Prediction is simply then a matter of supplying the values for the variable you want to predict, say day of the week, hour and site, and then reading off the value from best fit plane where these variables coincide. The clever part about using AI models to do regression analysis is that you are not limited to two or three sets of variables. Although difficult for the human mind to visualise the models can be built with almost limit less sets variables and through analysis and experimentation, and a lot of data, only those variables that have the most affect on the resultant audience impression figure can be identified. These standard regression models started to yield better prediction results and gave us to predict the next weeks hourly figures to an accuracy of plus or minus 10% about 85% of the time.
We then moved on to a more complex but also more powerful AI model, a convolutional neural network (CNN). These models aim to replicate in some part how the human brain achieves pattern recognition. Like standard AI regression models CNNs can take multiple variables as input and can be trained make predictions on output. A benefit is that they can also be tailored more acutely to overcome some of the issues seen in training predictive models. The main issue to overcome is that of over fitting predictions based on the data they have been trained on which can make the model very good at predicting output for set of values is has seen before but not for ones that it hasn’t.
The longer you look back, the farther you can look forward.
Winston Churchill
Churchill’s words couldn’t apply more when it comes to AI Models. More site data leads to improved predictions for all our models so far. A rolling average requires a minimum of four weeks of data, while other models require at least six months for optimal results. When we introduced weather variables in our CNN models we found that although we achieved our highest level of predicative accuracy, predicting next weeks hourly figures to an accuracy of plus or minus 5% about 95% of the time, at least six months of data was required and preferably more than twelve.
The advantage of these models is their ability to improve with more training data. Our models are updated weekly with the latest audience impression data from our collectors, and made available to customers through an automated data feed or report. This enables customers to:
- Determine hourly CPM pricing for their digital screens with audited figures.
- Make precise predictions for client campaigns and estimated impressions.
- Analyse the effect of external factors, such as weather, on audience impressions.

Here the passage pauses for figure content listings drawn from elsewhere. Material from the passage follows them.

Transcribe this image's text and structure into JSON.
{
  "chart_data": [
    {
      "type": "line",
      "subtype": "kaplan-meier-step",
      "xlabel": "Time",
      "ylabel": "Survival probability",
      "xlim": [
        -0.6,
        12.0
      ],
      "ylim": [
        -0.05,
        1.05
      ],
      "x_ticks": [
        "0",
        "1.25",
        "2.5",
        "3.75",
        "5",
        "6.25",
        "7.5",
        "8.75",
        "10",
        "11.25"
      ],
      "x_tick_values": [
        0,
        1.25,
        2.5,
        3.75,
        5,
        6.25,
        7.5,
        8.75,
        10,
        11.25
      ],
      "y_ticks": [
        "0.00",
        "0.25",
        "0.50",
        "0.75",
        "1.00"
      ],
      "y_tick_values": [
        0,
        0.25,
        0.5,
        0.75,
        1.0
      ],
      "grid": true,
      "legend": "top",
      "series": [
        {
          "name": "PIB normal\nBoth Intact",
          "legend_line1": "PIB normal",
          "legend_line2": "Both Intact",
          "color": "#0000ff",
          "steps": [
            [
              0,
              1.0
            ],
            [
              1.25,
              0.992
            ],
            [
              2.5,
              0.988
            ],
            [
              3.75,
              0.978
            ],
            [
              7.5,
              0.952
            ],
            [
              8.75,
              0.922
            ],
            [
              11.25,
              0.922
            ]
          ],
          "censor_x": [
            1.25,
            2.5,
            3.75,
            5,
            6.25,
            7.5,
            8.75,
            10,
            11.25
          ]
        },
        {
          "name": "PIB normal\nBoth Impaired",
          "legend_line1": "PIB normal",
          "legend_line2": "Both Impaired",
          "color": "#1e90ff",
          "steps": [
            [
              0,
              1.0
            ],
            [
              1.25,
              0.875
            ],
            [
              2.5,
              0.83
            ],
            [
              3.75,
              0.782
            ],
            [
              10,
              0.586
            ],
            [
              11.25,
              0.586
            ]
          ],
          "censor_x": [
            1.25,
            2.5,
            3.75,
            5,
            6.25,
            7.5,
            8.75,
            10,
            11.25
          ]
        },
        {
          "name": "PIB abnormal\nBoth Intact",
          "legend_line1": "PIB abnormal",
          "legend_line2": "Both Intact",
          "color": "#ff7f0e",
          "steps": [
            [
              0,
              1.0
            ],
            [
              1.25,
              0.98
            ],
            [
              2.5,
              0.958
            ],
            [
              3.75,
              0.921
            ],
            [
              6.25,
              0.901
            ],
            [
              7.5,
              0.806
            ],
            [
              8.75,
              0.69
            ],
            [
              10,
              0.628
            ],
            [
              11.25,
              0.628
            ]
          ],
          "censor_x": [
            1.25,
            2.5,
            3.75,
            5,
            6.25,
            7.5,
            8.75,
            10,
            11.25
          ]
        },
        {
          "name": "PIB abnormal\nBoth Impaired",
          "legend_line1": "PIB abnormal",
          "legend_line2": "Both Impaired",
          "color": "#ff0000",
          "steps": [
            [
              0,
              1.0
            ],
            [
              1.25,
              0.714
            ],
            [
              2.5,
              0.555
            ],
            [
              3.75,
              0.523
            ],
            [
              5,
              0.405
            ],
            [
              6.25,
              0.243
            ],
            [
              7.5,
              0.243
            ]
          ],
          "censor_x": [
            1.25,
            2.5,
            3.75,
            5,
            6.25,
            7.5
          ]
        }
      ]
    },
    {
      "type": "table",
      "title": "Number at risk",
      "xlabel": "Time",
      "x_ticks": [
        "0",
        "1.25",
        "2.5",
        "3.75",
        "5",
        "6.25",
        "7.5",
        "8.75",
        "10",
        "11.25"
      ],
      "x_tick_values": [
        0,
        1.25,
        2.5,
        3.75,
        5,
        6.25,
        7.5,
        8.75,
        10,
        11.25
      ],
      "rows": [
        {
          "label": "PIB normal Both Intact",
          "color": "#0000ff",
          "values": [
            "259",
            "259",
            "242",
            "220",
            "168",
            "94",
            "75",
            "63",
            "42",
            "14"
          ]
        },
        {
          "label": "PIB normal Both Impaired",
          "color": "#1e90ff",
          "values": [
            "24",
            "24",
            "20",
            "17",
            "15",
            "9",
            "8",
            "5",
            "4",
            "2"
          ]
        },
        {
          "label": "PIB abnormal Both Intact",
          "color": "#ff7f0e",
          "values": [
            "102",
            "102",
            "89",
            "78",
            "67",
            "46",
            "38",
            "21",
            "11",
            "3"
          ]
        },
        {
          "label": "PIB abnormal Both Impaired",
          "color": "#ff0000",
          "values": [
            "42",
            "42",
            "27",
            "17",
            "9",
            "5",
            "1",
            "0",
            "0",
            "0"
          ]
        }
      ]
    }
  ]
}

To enhance the precision of audience impression prediction, additional variables can be incorporated in the future, such as bank holidays, sporting events near screens, and national strikes etc.. The Crowd-Sense collector, a standardized method for measuring audience impressions, along with its reliable continuous measurement service, provides the foundation for achieving accurate audience impression prediction for the first time.
With tools like these Crowd-Sense can’t quite give you a perfect vision of future audience impressions but we can give you better glasses to look at it with and the lenses in those glasses just keep getting better and better.